Data Lakehouse with Qbeast Format

Qbeast-spark is built on top of Delta Lake to enable multidimensional indexing and efficient sampling.

We extend the Delta Lake format by storing additional index metadata such as Revision, CubeId, and Blocks in the /_delta_log. They are created during the write operation and are consulted during the read operation to reconstruct the latest state of the index.

Lakehouse and Delta Log

To address many issues with a two-tier data lake + warehouse architecture, open table formats such as Delta Lake use transaction logs on top of object stores for metadata management and to achieve primarily ACID properties and table versioning.

A transaction log (_delta_log/) in Delta Lake contains information about what objects comprise a table and are stored in the same object store. Actions such as Add and Remove are stored in JSON or parquet files in chronological order and are accessed before any I/O operation to a snapshot of the table. The actual data objects are stored in parquet format.

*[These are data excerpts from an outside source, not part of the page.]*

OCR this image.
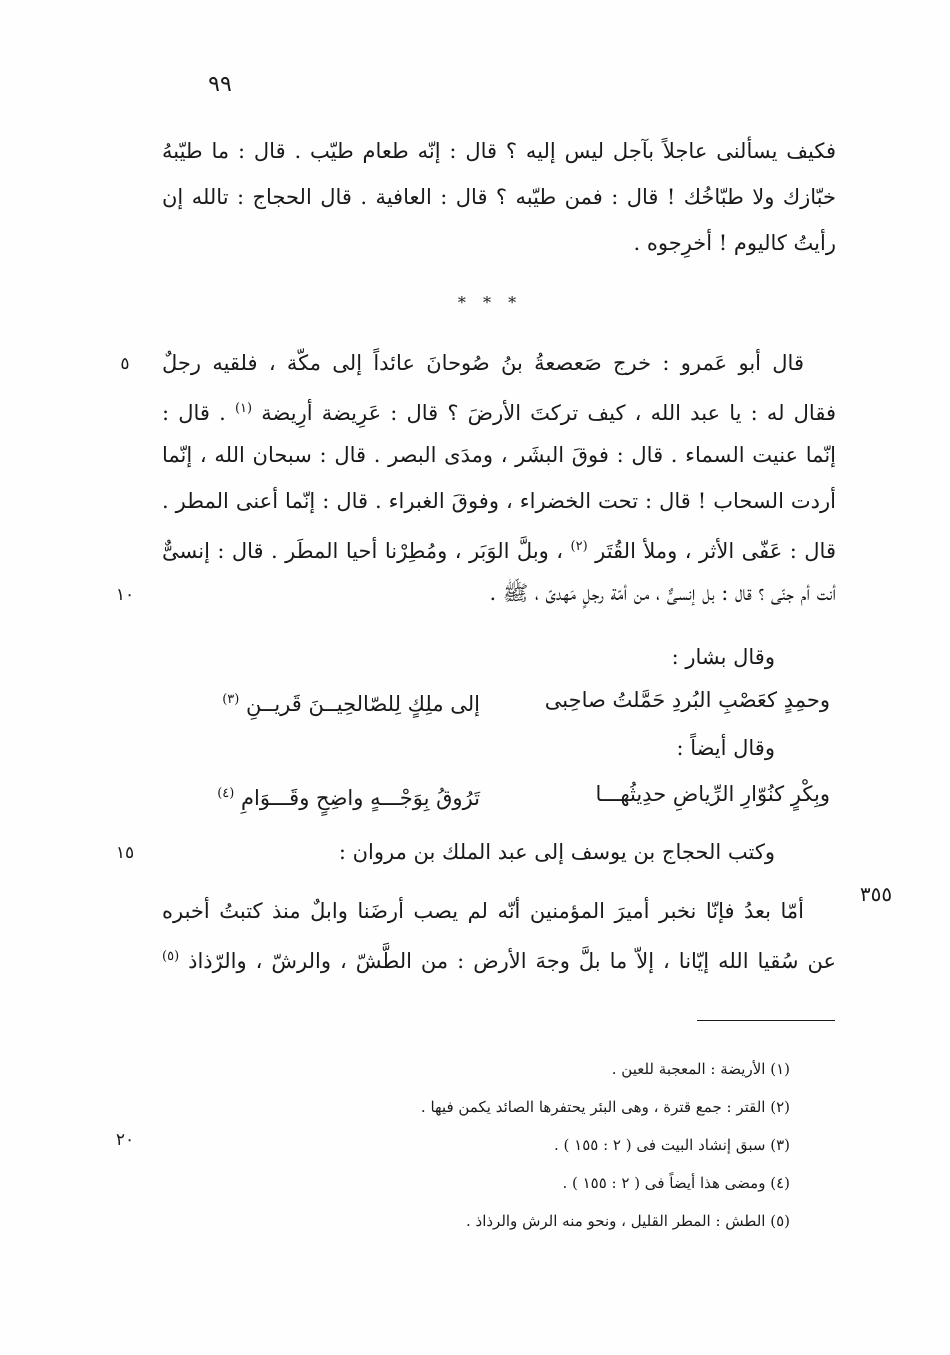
٩٩
فكيف يسألنى عاجلاً بآجل ليس إليه ؟ قال : إنّه طعام طيّب . قال : ما طيّبهُ
خبّازك ولا طبّاخُك ! قال : فمن طيّبه ؟ قال : العافية . قال الحجاج : تالله إن
رأيتُ كاليوم ! أخرِجوه .
* * *
قال أبو عَمرو : خرج صَعصعةُ بنُ صُوحانَ عائداً إلى مكّة ، فلقيه رجلٌ
فقال له : يا عبد الله ، كيف تركتَ الأرضَ ؟ قال : عَرِيضة أرِيضة $^{(١)}$ . قال :
إنّما عنيت السماء . قال : فوقَ البشَر ، ومدَى البصر . قال : سبحان الله ، إنّما
أردت السحاب ! قال : تحت الخضراء ، وفوقَ الغبراء . قال : إنّما أعنى المطر .
قال : عَفّى الأثر ، وملأ القُتَر $^{(٢)}$ ، وبلَّ الوَبَر ، ومُطِرْنا أحيا المطَر . قال : إنسىٌّ
أنت أم جنّى ؟ قال : بل إنسىٌّ ، من أمّة رجلٍ مَهدىّ ، ﷺ .
٥
١٠
١٥
٢٠
وقال بشار :
وحمِدٍ كعَصْبِ البُردِ حَمَّلتُ صاحِبى
إلى ملِكٍ لِلصّالحِيــنَ قَريــنِ $^{(٣)}$
وقال أيضاً :
وبِكْرٍ كنُوّارِ الرِّياضِ حدِيثُهـــا
تَرُوقُ بِوَجْـــهٍ واضِحٍ وقَـــوَامِ $^{(٤)}$
وكتب الحجاج بن يوسف إلى عبد الملك بن مروان :
٣٥٥
أمّا بعدُ فإنّا نخبر أميرَ المؤمنين أنّه لم يصب أرضَنا وابلٌ منذ كتبتُ أخبره
عن سُقيا الله إيّانا ، إلاّ ما بلَّ وجهَ الأرض : من الطَّشّ ، والرشّ ، والرّذاذ $^{(٥)}$
(١) الأريضة : المعجبة للعين .
(٢) القتر : جمع قترة ، وهى البئر يحتفرها الصائد يكمن فيها .
(٣) سبق إنشاد البيت فى ( ٢ : ١٥٥ ) .
(٤) ومضى هذا أيضاً فى ( ٢ : ١٥٥ ) .
(٥) الطش : المطر القليل ، ونحو منه الرش والرذاذ .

Following each write transaction, a new log file is created. Table-level transaction atomicity is achieved by following the put-if-absent protocol for log file naming—only one client can create a log file with a particular name when multiple users attempt it. Each action record in the log has a field modificationTime as timestamp, which forms the basis for snapshot isolation for read transactions. Check here for more details about Delta Lake logs.

Qbeast-spark

The Qbeast format extends the Delta Lake Format by adding Index Metadata to the delta log.

Qbeast organizes the table data into different Revisions (OTrees, an enhanced version of QuadTrees) that are characterized by various parameters:

Term	Description	Example Value
`indexing columns`	the columns that are indexed	price, product_name
`column stats`	the min-max values, quantiles of the indexed columns	(price_min, price_max)
`column transformers`	the transformation applied to the indexed columns	linear, hash
`desired cube size`	the capacity of tree nodes	5000

Here, the data is indexed by the columns price and product_name with a desired cube size of 5000. We map the indexed columns to a multidimensional space, where each dimension is normalized to the range [0, 1]. The price column is transformed linearly using a min/max scaler, and the product_name column is hashed.

The data is organized into different tree nodes (cubes) according to their position within the space, as well as their weight. The coordinates of a record determine the space partition to which it belongs, and the record's weight is randomly assigned and dictates its position within the same tree branch.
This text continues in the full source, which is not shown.